In this week’s reading, as we begin the journey of Lenten reflection in preparation for Easter, we read of Jesus being tempted in the wilderness (Matthew 4:1-11 – the Old Testament reading is also about temptation and Adam and Eve in the garden from Genesis 2 and 3).  Jesus is taken into the wilderness where he fasts and prays.  There the Tempter seeks to lure him into an alternative path and way of being that trusts in his own power, strength and to create his own future.  Turn stones into bread because you are hungry (its also relevant and will feed people!).  Throw yourself from the highest point of the Temple and have God save you (it is also spectacular and surely people will believe in you!).  He is shown all the kingdoms of the world and tempted to make a claim for power over them by submitting to the Tempter and bowing before this one.  In all of this Jesus has his identity questioned: ‘If you are the Son of God…’  If you really are this, then demonstrate it.  Stand up outside God’s shadow and prove yourself.  Jesus does not submit to the temptations but finds his identity and being in God’s love and grace.  Food, spectacular acts, power… are not what he needs or wants.  They are not who he is and in God’s grace he recognises that he is whole and complete in ways nothing else can provide.

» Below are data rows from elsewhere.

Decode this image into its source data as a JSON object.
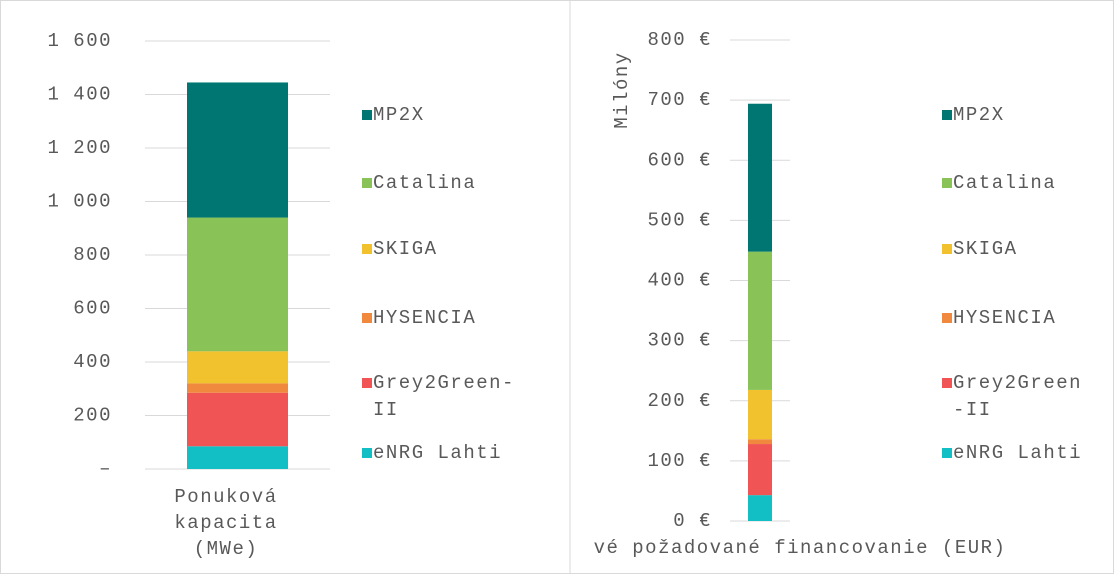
{
  "chart_data": [
    {
      "type": "bar",
      "categories": [
        "Ponuková kapacita (MWe)"
      ],
      "series": [
        {
          "name": "eNRG Lahti",
          "color": "#12bfc4",
          "values": [
            85
          ]
        },
        {
          "name": "Grey2Green-II",
          "color": "#f05454",
          "values": [
            200
          ]
        },
        {
          "name": "HYSENCIA",
          "color": "#f0883e",
          "values": [
            35
          ]
        },
        {
          "name": "SKIGA",
          "color": "#f2c12e",
          "values": [
            120
          ]
        },
        {
          "name": "Catalina",
          "color": "#89c257",
          "values": [
            500
          ]
        },
        {
          "name": "MP2X",
          "color": "#007672",
          "values": [
            505
          ]
        }
      ],
      "ylim": [
        0,
        1600
      ],
      "yticks": [
        {
          "value": 0,
          "label": "–"
        },
        200,
        400,
        600,
        800,
        {
          "value": 1000,
          "label": "1 000"
        },
        {
          "value": 1200,
          "label": "1 200"
        },
        {
          "value": 1400,
          "label": "1 400"
        },
        {
          "value": 1600,
          "label": "1 600"
        }
      ],
      "grid": true,
      "legend": "right"
    },
    {
      "type": "bar",
      "y_title": "Milóny",
      "categories": [
        "vé požadované financovanie (EUR)"
      ],
      "series": [
        {
          "name": "eNRG Lahti",
          "color": "#12bfc4",
          "values": [
            43
          ]
        },
        {
          "name": "Grey2Green-II",
          "color": "#f05454",
          "values": [
            85
          ]
        },
        {
          "name": "HYSENCIA",
          "color": "#f0883e",
          "values": [
            8
          ]
        },
        {
          "name": "SKIGA",
          "color": "#f2c12e",
          "values": [
            82
          ]
        },
        {
          "name": "Catalina",
          "color": "#89c257",
          "values": [
            230
          ]
        },
        {
          "name": "MP2X",
          "color": "#007672",
          "values": [
            246
          ]
        }
      ],
      "ylim": [
        0,
        800
      ],
      "yticks": [
        {
          "value": 0,
          "label": "0 €"
        },
        {
          "value": 100,
          "label": "100 €"
        },
        {
          "value": 200,
          "label": "200 €"
        },
        {
          "value": 300,
          "label": "300 €"
        },
        {
          "value": 400,
          "label": "400 €"
        },
        {
          "value": 500,
          "label": "500 €"
        },
        {
          "value": 600,
          "label": "600 €"
        },
        {
          "value": 700,
          "label": "700 €"
        },
        {
          "value": 800,
          "label": "800 €"
        }
      ],
      "grid": true,
      "legend": "right"
    }
  ]
}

When I recognise the temptations that come my way, I can see that there are many things I have sought or pursued but don’t need.  They are nice and maybe fun but will not ease the restlessness in my soul.  St Augustine suggested that we will be restless until we rest in God and that is a truth I hear in the story of Jesus and discover for myself when I learn to trust in God.  If I find my peace and rest in God, everything else will find its place.